Василий Кириллович смешался: новость была неожиданной. Он проворчал:
— Ну, орден — эка невидаль! От него ни сыт, ни пьян не будешь.
— Но ведь и в чине повысят.
— А что чин? Тебе не с чином — с мужем жить! — разгорячился Василий Кириллович, но вспомнил о своем письме наследнику, махнул рукой и вышел.
Ответа от Павла Петровича не поступало. Шли дни, напрасно Василий Кириллович кидался к почтальону в ожидании ласкового письма. Молчание было угрожающим.

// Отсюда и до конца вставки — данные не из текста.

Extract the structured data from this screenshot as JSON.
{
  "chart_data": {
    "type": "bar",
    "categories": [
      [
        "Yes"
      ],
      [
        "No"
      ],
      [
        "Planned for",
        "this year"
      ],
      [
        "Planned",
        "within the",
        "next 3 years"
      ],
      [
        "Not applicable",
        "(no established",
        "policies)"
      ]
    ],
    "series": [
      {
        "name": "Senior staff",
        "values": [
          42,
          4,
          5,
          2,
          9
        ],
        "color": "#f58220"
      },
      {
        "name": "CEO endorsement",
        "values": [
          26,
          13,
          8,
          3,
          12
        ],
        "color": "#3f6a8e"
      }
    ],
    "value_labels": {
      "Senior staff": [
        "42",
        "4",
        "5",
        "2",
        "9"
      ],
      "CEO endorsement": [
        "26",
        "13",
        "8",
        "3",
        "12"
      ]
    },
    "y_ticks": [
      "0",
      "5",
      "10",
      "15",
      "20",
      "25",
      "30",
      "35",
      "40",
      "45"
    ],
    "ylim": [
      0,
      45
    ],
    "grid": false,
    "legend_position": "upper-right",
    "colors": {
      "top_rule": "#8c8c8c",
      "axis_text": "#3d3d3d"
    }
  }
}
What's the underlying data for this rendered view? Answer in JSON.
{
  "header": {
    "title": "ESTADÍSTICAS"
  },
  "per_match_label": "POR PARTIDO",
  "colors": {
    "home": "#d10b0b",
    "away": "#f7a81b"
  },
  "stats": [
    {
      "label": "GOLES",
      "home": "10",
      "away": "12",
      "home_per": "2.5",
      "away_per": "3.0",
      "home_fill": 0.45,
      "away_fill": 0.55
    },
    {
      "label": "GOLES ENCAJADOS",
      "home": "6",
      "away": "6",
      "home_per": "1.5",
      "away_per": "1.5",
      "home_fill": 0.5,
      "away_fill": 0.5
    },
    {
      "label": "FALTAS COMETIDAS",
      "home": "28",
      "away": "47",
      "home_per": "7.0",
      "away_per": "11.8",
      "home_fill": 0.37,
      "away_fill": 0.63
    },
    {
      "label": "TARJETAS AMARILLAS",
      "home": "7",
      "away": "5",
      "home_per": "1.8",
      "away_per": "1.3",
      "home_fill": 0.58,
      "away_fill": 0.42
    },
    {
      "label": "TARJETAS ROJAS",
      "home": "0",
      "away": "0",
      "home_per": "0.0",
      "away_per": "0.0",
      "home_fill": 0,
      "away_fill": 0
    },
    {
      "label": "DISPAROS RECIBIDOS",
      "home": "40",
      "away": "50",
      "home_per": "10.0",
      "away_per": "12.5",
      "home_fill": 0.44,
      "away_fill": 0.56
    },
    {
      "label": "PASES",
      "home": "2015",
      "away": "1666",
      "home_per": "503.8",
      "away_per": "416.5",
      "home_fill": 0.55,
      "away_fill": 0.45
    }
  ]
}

И вдруг однажды прибыл гонец с приглашением явиться к кабинет-министру Елагину.
Счастливый Василий Кириллович долго вертелся в день визита перед зеркалом, сдувал с камзола пылинки.
По поручению Воронцова Александр Николаевич отправился в поездку, чтобы представить доклад о податях Петербургской губернии.
Дорога мучила пылью, тряской. Но случались и награды за муки: встречи неожиданные и удивительные.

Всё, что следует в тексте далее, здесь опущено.